In memoriam
Martin Willschick, who led the Capital Markets team of the City of Toronto’s Corporate Finance division until his retirement, was a stalwart TAF champion.
At TAF’s inception in 1992 he helped structure a loan from TAF to the City to finance changing all the streetlights from metal halide to sodium vapour, reducing the City’s electricity bills and greenhouse gas emissions. Under Martin’s guidance in 1999 City Council approved TAF’s first independent investment policy which allowed moving out of City-managed fixed income into broader strategies that improved yield and grew the endowment. TAF’s Board appointed Martin to our Investment Committee to monitor investment advisors’ performance and provide accountability to City Council, and to the precursor of TAF’s Direct Investment Committee which initially had an allocation of $2 million to this new asset class with a mandate to leverage $10 million in private financing for sector-leading initiatives that would reduce greenhouse gas emissions.
For over two decades Martin’s encyclopedic knowledge of investment policies and practices, his wise counsel to TAF’s staff, Board and City leaders, and the understated advocacy for achieving both financial and mandate-related performance, enabled TAF’s development as a world-class municipal climate action and impact investing agency. TAF would not be here without Martin, and he will be missed.

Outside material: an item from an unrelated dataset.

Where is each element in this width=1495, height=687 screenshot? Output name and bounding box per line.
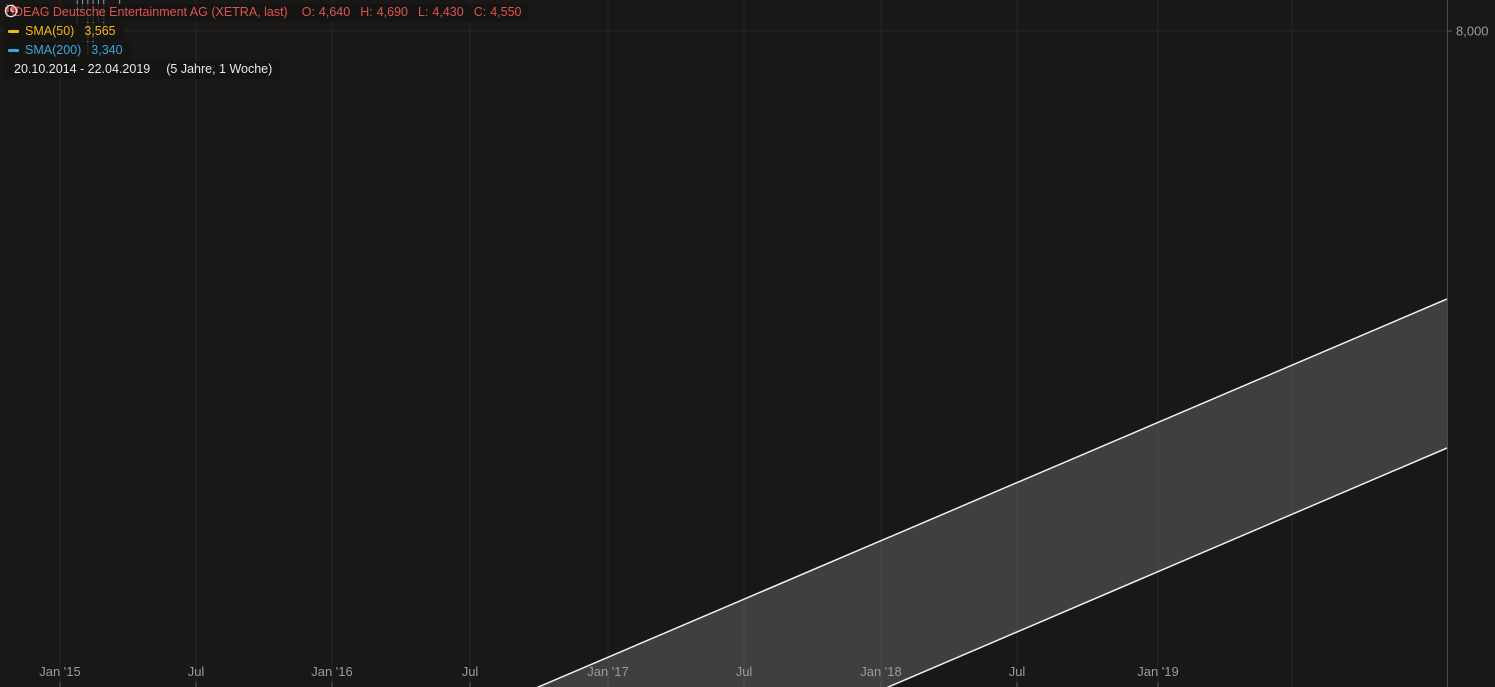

Photo of Martin by Karyn Spiegelman, City of Toronto
Banner image by Ferdinand Stöhr on Unsplash
Andrew Lee says
Thanks for acknowledging Martin’s stellar contribution to city building. I worked in the City’s EDC twenty years ago, and Martin was instrumental in setting up city-backed loan guarantees to non-profits that sustained many worthy organizations.
Ileen Ensley says
I met Martin on the first day of orientation at Rutgers University held at The Robert Treat Hotel in Newark, New Jersey. The room was crowded and he offered me a seat next to him. We became very good friends and often met for lunch went shopping together, museums and sang Simon and Garfunkel songs in the park. Although Canadian, Martin’s family rented a house behind my grandparents’ and we would signal good night before going to sleep from our rooms by turning the lights on and off. Martin was a scholar and gave me his papers to read after being graded and returned to him. We became best friends. I was engaged to another and I should have broken ot off but got married and moved away. Martin searched for me for decades then found me. Our friendship rekindled., but like before, we were both spoken for. I believe we were soulmates. Martin would be the right person to be associated with lights because he was all light. My condolences to his family and friends who loved him. May he rest in peace.